La bonne approche : Regroupement stratégique & conformité adaptée
Plutôt que de traiter tous les LDTs de manière identique, les laboratoires devraient envisager :
• Le regroupement des tests similaires pour rationaliser la documentation.
• L'utilisation de modèles structurés tout en permettant une flexibilité pour les données spécifiques aux tests.
• La mise en place de solutions numériques pour améliorer l'efficacité et la traçabilité.
Solutions techniques : L’avenir de la documentation des GSPR
Les laboratoires devraient s'appuyer sur des normes existantes comme ISO 5649 pour structurer leur documentation. Les outils numériques peuvent considérablement réduire la charge de travail s'ils sont mis en œuvre correctement, garantissant ainsi la conformité sans complexité administrative inutile.
Un regard dans la boule de cristal : Une IVDR 2.0 pour les laboratoires ? Peu probable.
Y aura-t-il une révision de l'IVDR plus favorable aux laboratoires ?
Beaucoup espèrent…mais cela n’aura probablement pas lieu.

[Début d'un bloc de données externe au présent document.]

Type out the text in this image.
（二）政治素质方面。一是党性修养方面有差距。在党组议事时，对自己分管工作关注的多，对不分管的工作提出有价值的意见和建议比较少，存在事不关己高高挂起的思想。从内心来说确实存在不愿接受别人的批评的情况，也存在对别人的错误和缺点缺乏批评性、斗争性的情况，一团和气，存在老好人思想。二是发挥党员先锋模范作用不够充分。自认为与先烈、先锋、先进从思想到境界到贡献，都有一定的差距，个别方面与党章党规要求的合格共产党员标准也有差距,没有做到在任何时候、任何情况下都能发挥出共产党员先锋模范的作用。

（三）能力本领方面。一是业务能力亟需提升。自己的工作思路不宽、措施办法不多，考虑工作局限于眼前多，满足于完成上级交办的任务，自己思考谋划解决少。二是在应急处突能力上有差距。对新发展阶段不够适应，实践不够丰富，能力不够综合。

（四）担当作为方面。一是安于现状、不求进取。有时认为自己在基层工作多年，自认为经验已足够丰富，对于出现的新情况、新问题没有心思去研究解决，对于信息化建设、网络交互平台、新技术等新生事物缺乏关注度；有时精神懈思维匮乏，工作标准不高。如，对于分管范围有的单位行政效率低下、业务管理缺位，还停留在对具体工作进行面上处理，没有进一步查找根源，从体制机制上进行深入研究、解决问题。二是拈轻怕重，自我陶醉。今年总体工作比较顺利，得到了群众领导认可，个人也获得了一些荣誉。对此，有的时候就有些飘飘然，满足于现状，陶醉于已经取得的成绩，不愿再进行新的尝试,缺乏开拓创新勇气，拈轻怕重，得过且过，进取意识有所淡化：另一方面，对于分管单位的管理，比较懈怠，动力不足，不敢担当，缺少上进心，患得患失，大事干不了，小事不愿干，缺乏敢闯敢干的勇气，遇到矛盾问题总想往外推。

En effet lors de la conférence du VDGH (VDGH · Verbunden durch Diagnostik. Gemeinsam handeln. | VDGH ) en novembre 2024 à Francfort, où beaucoup d’acteurs européens étaient présent, la question a été posée par l’audience de savoir si, dans une IVDR 2.0, la charge de travail pour les laboratoires selon l’art. 5.5. allait être aussi révisée comme pour les fournisseurs industriels. La réponse a été 'non'.
La tendance est à un contrôle plus strict, pas à un assouplissement. Les laboratoires qui s'adaptent dès maintenant auront une longueur d'avance lorsque d'autres réglementations arriveront inévitablement.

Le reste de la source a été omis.